Project Description

Details about the overall project and goals.


Overview

The Robotics Traveling Van project is focused on designing and building two low cost, portable educational robots that demonstrate core control system concepts for K-12 outreach. Sponsored by Dr. Michael Shafer at Northern Arizona University, the project aims to create safe, durable, and visually engaging platforms that help students connect robot motion to ideas like feedback, stability, and actuation.

The team is developing two systems: Robot 1, an inverted pendulum robot that maintains balance while students interact with it, and Robot 2, a ball balancing robot that began as a ball-on-beam prototype and will be extended to a full ball-on-plate platform. Both robots are being designed to be mass producible, classroom friendly in size, and robust enough for repeated demonstrations in a traveling van outreach setting.

Approach

The project uses a structured engineering design process that starts with customer and engineering requirements, followed by a House of Quality, benchmarking, and literature review to select concepts for both robots. The team created functional decompositions, morphological charts, and Pugh charts to compare alternatives and choose final designs that balance performance, safety, and cost.

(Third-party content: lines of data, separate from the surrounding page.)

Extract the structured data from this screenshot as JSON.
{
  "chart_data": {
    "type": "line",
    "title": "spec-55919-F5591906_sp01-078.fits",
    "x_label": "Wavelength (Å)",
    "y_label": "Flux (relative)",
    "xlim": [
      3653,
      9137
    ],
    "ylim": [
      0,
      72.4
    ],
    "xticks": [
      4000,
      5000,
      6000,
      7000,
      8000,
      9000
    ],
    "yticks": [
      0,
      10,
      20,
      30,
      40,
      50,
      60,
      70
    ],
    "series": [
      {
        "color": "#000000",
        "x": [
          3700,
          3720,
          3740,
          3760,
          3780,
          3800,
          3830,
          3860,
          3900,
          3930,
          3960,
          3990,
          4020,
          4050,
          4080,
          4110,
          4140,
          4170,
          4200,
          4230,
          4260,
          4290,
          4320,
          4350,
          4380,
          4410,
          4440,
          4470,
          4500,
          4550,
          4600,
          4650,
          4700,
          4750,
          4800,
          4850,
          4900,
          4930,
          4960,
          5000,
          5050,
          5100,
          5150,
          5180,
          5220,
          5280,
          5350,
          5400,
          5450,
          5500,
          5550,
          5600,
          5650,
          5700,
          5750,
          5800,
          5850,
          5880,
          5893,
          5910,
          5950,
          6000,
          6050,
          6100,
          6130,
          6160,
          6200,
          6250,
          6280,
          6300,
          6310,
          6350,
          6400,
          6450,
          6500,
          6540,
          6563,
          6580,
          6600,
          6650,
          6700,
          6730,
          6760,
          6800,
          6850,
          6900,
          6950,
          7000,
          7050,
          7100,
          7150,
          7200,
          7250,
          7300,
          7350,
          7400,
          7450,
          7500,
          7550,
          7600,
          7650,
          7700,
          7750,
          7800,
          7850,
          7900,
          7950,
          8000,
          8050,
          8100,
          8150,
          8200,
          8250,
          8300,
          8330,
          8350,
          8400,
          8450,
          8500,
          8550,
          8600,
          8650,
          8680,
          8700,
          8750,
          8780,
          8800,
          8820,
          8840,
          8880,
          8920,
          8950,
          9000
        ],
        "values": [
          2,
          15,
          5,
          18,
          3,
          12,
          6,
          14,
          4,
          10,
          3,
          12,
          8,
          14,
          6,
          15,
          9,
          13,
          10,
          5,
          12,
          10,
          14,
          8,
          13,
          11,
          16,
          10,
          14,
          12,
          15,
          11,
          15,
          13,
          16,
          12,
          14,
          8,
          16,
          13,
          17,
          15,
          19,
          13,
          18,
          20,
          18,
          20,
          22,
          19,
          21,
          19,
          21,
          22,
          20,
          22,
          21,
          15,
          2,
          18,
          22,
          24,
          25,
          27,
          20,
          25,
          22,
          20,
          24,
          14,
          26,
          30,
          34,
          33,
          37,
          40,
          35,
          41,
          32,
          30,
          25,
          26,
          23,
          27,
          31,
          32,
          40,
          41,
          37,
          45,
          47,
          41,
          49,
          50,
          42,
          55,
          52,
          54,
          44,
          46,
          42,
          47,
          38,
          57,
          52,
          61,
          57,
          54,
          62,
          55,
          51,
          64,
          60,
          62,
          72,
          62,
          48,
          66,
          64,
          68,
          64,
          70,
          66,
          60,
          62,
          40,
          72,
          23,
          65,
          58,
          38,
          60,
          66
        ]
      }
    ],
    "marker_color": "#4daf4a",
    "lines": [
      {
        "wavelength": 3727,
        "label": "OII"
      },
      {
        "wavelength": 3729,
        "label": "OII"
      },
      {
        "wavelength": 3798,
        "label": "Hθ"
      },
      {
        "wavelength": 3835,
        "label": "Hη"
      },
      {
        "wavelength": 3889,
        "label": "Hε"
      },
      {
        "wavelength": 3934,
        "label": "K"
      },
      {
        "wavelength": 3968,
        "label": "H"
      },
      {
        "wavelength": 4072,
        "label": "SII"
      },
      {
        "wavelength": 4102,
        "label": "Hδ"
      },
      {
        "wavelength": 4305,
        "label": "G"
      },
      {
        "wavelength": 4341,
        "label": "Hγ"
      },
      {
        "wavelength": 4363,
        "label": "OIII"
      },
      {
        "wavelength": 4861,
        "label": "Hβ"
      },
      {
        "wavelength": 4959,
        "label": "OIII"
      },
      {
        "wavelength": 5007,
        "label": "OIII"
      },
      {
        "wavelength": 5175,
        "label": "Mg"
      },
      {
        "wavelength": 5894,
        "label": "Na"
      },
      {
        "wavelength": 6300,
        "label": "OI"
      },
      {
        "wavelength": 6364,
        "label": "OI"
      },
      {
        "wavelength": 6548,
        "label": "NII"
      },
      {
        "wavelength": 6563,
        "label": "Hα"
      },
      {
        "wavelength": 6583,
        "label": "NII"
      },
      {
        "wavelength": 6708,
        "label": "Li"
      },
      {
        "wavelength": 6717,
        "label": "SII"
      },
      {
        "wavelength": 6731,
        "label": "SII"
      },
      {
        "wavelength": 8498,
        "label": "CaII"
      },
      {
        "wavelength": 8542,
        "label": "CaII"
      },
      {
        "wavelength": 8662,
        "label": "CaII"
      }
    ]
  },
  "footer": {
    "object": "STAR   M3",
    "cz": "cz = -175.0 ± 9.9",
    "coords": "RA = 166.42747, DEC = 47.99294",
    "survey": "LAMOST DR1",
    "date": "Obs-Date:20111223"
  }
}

For Robot 1, the team modeled the inverted pendulum dynamics, performed controller design using methods such as PID and state space analysis, and developed a robust frame that can survive classroom use and drop tests. For Robot 2, the team benchmarked ball-on-plate systems, derived ball-on-beam and motor torque equations, and built a physical ball-on-beam prototype to validate sensing, actuation, and control before scaling to a plate. Across both robots, the team uses CAD modeling, 3D printing, electronics integration, and iterative prototyping informed by analysis and testing.